Din İşleri Yüksek Kurulu kabir ziyareti hakkında;  “Mezarlıkların ziyaret edilmesi, bu vesileyle ölümün hatırlanması ve orada yatanlardan ibret alınması dinimizin tavsiye ettiği hususlardandır. Kabir ziyaretinde bulunan kişi, ahireti hatırlamalı, dünyanın geçici olduğunu ve bir gün kendisinin de öleceğini düşünmelidir. Hz. Peygamber, geceleri Baki’ kabristanına gelir ve “Müminler yurdunun sakinleri, sizlere selam olsun. İnşaallah biz de size katılacağız. Bizler ve sizler için Allah’tan afiyet dilerim; Allah’ım, Baki’ kabristanında bulunanları bağışla.” diye dua ederlerdi.

                  Kabir ziyaretinde bulunan kişinin ölü için dua etmesi ve Kur’an okuyarak sevabını orada bulunanların ruhlarına bağışlaması uygun olur.

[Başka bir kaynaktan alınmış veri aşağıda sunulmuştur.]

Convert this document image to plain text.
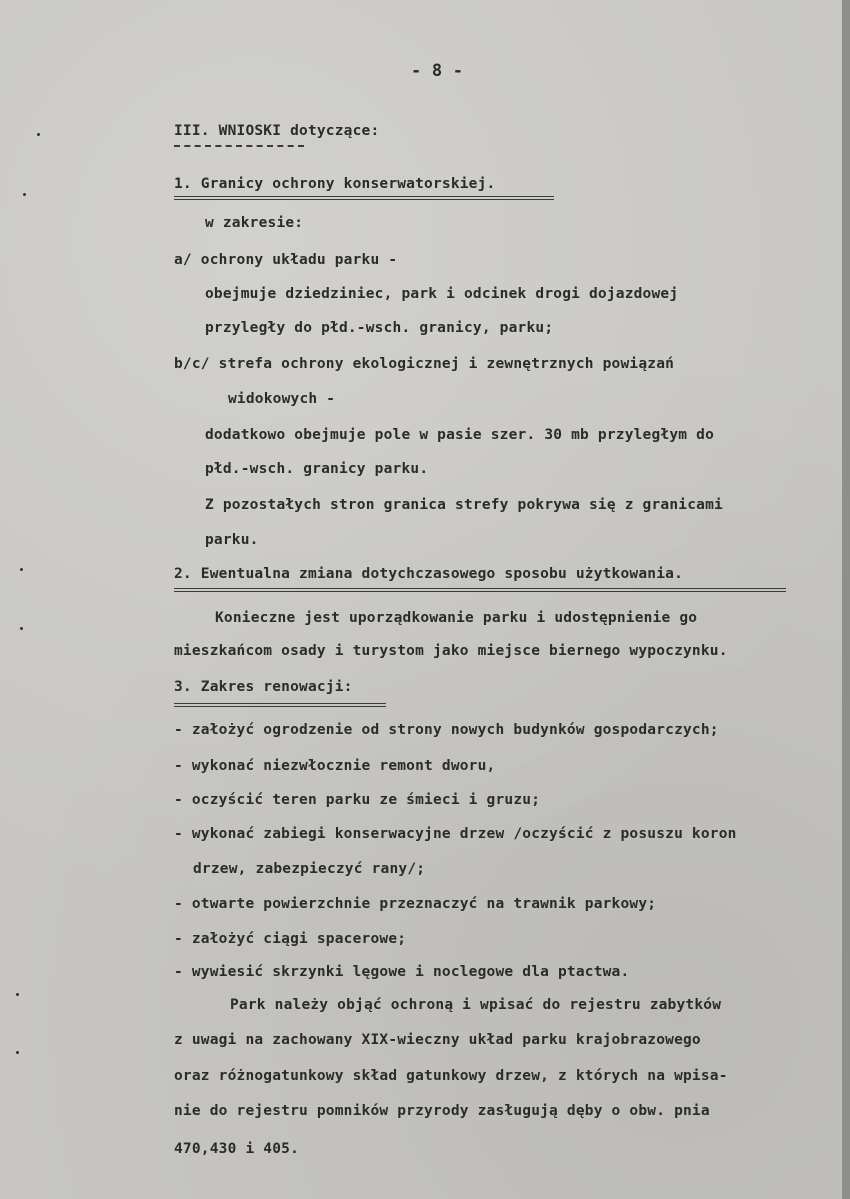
- 8 -
III. WNIOSKI dotyczące:
1. Granicy ochrony konserwatorskiej.
w zakresie:
a/ ochrony układu parku -
obejmuje dziedziniec, park i odcinek drogi dojazdowej
przyległy do płd.-wsch. granicy, parku;
b/c/ strefa ochrony ekologicznej i zewnętrznych powiązań
widokowych -
dodatkowo obejmuje pole w pasie szer. 30 mb przyległym do
płd.-wsch. granicy parku.
Z pozostałych stron granica strefy pokrywa się z granicami
parku.
2. Ewentualna zmiana dotychczasowego sposobu użytkowania.
Konieczne jest uporządkowanie parku i udostępnienie go
mieszkańcom osady i turystom jako miejsce biernego wypoczynku.
3. Zakres renowacji:
- założyć ogrodzenie od strony nowych budynków gospodarczych;
- wykonać niezwłocznie remont dworu,
- oczyścić teren parku ze śmieci i gruzu;
- wykonać zabiegi konserwacyjne drzew /oczyścić z posuszu koron
drzew, zabezpieczyć rany/;
- otwarte powierzchnie przeznaczyć na trawnik parkowy;
- założyć ciągi spacerowe;
- wywiesić skrzynki lęgowe i noclegowe dla ptactwa.
Park należy objąć ochroną i wpisać do rejestru zabytków
z uwagi na zachowany XIX-wieczny układ parku krajobrazowego
oraz różnogatunkowy skład gatunkowy drzew, z których na wpisa-
nie do rejestru pomników przyrody zasługują dęby o obw. pnia
470,430 i 405.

Ancak, kabir ve türbe ziyaretlerinde İslam’ın özüne ve tevhid anlayışına ters düşen, itikâdî bakımdan da zararlı olan tutum ve davranışlardan uzak durmak gerekir.”

                  Tekasur suresin de; “Sonunda kabirleri ziyaret ettiniz” meâlindeki ayete müfessirler üç türlü mâna vermişlerdir: a) Mecazi anlamda, “Sonunda ölüp kabirlere girdiniz; bu tutku ve yarış ölünceye kadar sürüp gitti”; b) Yine mecazi anlamda, “Kabirlerdeki ölülerle övündünüz”; c) Lafzî anlamda, “Bizzat kabirlere gidip ölülerle övündünüz.”

                  Tefsirlerde anlatıldığına göre Câhiliye Arapları mal, evlât, akraba ve hizmetçilerinin çokluğunu bir gurur ve şeref sebebi sayarlar, hatta bu hususta övünürken yaşayanlarla yetinmeyip kabilelerinin üstünlüğünü geçmişleriyle de ispat etmek için kabirlere gider, ölmüş akrabalarının kabirlerini göstererek onların dahi çokluğuyla övünürlerdi.

                   ANIT;  Önemli bir olayın veya büyük bir kişinin gelecek kuşaklarca tarih boyunca anılması için yapılan, göze çarpacak büyüklükte, sembol niteliğinde yapı, abide:

                  ANITKABİR; Devlet başkanının mezarının bulunduğu anıtsal yapı.

                  TÜRBE; Genellikle ünlü bir kimse için yaptırılan ve içinde o kimsenin mezarı bulunan yapı:

                    KABİR, MEZAR; Ölünün gömülü olduğu yer, gömüt, kabir, makber:

                   Günümüzde bazı insanlar kabir, anıt ve türbeleri ziyaret eden insanlarla öğünmektedirler. Cahiliye döneminde kabir ziyareti şirke sebepti. İslam Tevhid akidesi yerleştikten sonra kabir ziyareti sadece ahireti hatırlama ve merhuma dua için yapılır. Günümüz İslam dünyasında tevhit inancı zedelendiği için hemen her yerde ki ziyaretler uhrevi havadan sıyrılmış ve batıl bir hal almıştır. Bununla beraber herkesin övüneceği bir kabri, türbe ve anıtı vardır. Bunların birçoğu ziyaretçilerinin sayısıyla övünmektedir. Cahiliye akidesi yaygınlaşmaktadır.

                 "Allah Yahudilere ve Hristiyanlara lânet etsin. Peygamberlerinin kabirlerini mescide çevirdiler."

                   "Allah'ım, kabrimi ibâdet edilen bir put kılma": "Nebilerinin kabirlerini mescidler haline getiren bir kavme Allah'ın öfkesi artmıştır.

                   Aişe şöyle dedi: “Ümmü Habibe ile Ümmü Seleme, Habeşistan’da gördükleri içinde resimler bulunan bir kiliseden bahsettiler. Bu kiliseyi Rasulullaha da anlattılar.

Bunun üzerine Rasulullah: ‘Onlar içlerindeki salih bir kimsenin vefat ettiğinde, kabri üzerine bir (türbe dikip) mescid yaparlar. İçine de o şekilleri resmederler. İşte onlar, kıyamet gününde Allah katında halkın en şerlileridirler’ buyurdu.”

                  ‘Evlerinizi kabirler, kabrimi de bayram yeri edinmeyiniz. Her nerede olursanız, oradan bana selam gönderiniz; sizin selamınız bana ulaştırılır’ buyurdu.”

                 “Ben size kabir ziyaretini yasaklamıştım... Artık ziyaret edebilirsiniz. Çünkü kabir ziyareti size âhireti hatırlatır.”